As Allan intended, a variety of Holocaust revisionists (in actuality, Holocaust deniers) would inevitably reply to his posts, drawn like moths to a flame. In doing so, they always eventually demonstrated their anti-Semitism or Nazi sympathies in very obvious ways. Always. For example, here is one such reply to Allan:
You mean “Jewish Holocaust revisionists” Allan. Get it straight. You have no problem with anyone dissecting the relationship between Eisenhower and McArthur regarding the Korean War.You couldn’t care less whether revisionists pick apart the details of the Boer Wars, or the Spanish conquest of the Americas.
You and the Cockroach Clan are single minded in your efforts: To protect the fabricated and “sanctified” image of Jewish suffering at the hands of the Nazis during WWII, and to absolve Jews of any guilt regarding the atrocities committed under Bolshevism and Communism.
There is much at stake, isn’t there Allan?
If the general perception of the public were to change . . if people no longer viewed Jews as the “poor, picked-on, innocent scapegoats” that they have been portrayed to be . . . What would be the consequences?
It never ceased to amaze me that Allan’s little ploy, even though it was mind-numbingly obvious to all exactly what he was doing by posting his challenge, always worked. It never failed to reveal the anti-Semitism or Nazi sympathies of the Holocaust deniers who responded to deny that they were anti-Semites.
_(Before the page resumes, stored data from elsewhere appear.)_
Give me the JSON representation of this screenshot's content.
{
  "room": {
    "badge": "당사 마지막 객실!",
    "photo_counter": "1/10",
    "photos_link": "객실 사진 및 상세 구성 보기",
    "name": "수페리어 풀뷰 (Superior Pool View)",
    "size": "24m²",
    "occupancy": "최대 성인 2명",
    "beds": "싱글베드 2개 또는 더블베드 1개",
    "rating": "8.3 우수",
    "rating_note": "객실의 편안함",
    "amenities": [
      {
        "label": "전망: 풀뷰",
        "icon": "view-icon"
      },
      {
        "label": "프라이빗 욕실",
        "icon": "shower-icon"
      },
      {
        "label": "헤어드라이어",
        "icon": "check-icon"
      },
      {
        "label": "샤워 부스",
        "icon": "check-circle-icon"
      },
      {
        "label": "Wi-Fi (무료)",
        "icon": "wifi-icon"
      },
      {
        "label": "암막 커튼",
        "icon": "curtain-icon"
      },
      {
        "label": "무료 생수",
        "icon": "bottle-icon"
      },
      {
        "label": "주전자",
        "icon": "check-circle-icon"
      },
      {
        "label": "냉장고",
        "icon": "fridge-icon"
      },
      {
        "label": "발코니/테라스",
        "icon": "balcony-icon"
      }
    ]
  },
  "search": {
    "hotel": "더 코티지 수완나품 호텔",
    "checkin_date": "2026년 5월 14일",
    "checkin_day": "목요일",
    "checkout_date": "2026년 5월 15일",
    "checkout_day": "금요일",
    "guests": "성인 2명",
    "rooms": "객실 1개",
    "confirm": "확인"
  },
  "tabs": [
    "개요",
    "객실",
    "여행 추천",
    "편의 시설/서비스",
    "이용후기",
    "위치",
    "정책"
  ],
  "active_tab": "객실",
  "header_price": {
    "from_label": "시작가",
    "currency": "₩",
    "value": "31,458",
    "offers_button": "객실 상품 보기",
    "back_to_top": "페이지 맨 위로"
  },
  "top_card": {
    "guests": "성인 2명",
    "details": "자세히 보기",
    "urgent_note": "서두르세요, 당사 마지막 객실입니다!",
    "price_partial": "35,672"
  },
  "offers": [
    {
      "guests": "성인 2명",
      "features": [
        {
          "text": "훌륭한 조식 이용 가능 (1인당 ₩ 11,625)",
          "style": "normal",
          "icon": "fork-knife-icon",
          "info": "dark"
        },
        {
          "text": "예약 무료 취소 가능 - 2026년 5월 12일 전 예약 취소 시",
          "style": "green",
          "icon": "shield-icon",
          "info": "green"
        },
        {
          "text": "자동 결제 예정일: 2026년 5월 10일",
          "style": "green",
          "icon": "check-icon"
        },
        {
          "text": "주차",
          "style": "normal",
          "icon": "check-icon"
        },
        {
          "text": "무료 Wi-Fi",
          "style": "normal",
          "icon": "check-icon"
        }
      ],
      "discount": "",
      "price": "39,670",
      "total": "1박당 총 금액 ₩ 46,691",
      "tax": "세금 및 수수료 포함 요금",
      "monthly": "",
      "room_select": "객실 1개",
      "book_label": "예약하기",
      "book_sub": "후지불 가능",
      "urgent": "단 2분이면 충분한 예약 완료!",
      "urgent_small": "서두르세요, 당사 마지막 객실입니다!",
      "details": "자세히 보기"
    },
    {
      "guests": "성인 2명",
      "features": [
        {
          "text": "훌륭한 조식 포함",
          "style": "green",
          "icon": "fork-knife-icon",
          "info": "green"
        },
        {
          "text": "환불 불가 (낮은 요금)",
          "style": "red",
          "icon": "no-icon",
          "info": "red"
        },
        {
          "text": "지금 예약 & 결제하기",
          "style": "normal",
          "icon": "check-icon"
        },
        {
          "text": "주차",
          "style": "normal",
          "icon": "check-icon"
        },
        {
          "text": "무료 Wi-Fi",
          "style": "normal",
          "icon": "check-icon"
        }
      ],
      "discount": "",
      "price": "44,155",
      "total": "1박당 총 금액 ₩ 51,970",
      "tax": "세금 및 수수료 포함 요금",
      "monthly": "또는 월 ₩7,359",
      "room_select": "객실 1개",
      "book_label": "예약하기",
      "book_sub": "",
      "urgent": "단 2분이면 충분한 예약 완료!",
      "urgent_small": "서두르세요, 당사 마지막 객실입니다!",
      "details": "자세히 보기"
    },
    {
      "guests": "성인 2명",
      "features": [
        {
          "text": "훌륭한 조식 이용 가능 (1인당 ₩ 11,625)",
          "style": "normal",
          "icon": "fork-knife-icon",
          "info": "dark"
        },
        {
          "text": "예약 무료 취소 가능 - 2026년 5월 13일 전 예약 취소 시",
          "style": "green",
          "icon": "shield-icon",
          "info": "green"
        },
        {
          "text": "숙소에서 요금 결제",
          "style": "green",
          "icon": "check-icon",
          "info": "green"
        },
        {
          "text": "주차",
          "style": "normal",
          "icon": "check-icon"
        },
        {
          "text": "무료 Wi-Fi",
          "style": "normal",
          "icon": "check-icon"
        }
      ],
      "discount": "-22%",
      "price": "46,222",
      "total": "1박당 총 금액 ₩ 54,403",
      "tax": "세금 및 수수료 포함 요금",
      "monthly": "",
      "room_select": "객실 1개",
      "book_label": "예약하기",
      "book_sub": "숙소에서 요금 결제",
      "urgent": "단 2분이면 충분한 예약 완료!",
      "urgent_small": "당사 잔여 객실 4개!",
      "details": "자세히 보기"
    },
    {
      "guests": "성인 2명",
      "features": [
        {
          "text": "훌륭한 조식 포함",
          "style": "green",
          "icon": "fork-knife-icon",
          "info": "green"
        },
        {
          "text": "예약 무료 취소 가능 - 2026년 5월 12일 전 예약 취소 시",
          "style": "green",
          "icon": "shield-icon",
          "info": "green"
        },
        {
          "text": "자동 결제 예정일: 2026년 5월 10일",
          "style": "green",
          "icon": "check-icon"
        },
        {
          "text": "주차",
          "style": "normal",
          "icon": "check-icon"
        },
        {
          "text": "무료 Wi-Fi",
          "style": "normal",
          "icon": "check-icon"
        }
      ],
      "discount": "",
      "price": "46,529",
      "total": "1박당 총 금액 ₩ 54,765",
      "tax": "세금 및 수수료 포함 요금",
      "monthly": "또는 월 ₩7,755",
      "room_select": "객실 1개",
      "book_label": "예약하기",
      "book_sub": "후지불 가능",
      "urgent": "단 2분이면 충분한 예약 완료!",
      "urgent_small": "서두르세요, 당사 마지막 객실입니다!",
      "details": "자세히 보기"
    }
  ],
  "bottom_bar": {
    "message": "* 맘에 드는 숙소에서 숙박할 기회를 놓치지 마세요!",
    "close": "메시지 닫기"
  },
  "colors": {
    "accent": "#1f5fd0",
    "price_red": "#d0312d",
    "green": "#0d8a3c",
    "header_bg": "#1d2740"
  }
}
I could only conclude that either Holocaust deniers were so stupid that they didn’t see what Allan was doing (unlikely) or that (more likely) the intensity of the anti-Semitism that led them to a belief in Holocaust denial, despite the mass of evidence supporting the historicity of the Holocaust, was such that they just couldn’t keep the façade up for very long or very convincingly. Still, I do try to keep my mind open to the possibility that there might, just might, be out there somewhere a Holocaust “revisionist” who is not an anti-Semite and/or Nazi sympathizer.
I have yet to find one, though.
This very high correlation between Holocaust denial and anti-Semitic or neo-Nazi beliefs is the very reason why comparisons to Holocaust denial are so toxic and also why I rarely compare the techniques of pushing “intelligent design” creationism (or quackery, for that matter) to those used by adherents of Holocaust denial, even though excellent cases can be made for the similarities in the distortion of evidence and fallacious logic used. If I don’t include a lot of explanation, I leave myself open to the charge of comparing creationists to anti-Semites and/or Nazis. Unfortunately, by the time I get through all the qualifications and explanations necessary to try to convince people that I am not implying that creationists are anti-Semites or Nazis, the message ends up hopelessly muddled or diluted.
And the qualifications and explanations don’t work anyway. Creationists still whine that I’m calling them Nazis. I suspect that they will do the same to DarkSyde, should they become aware of his otherwise excellent article.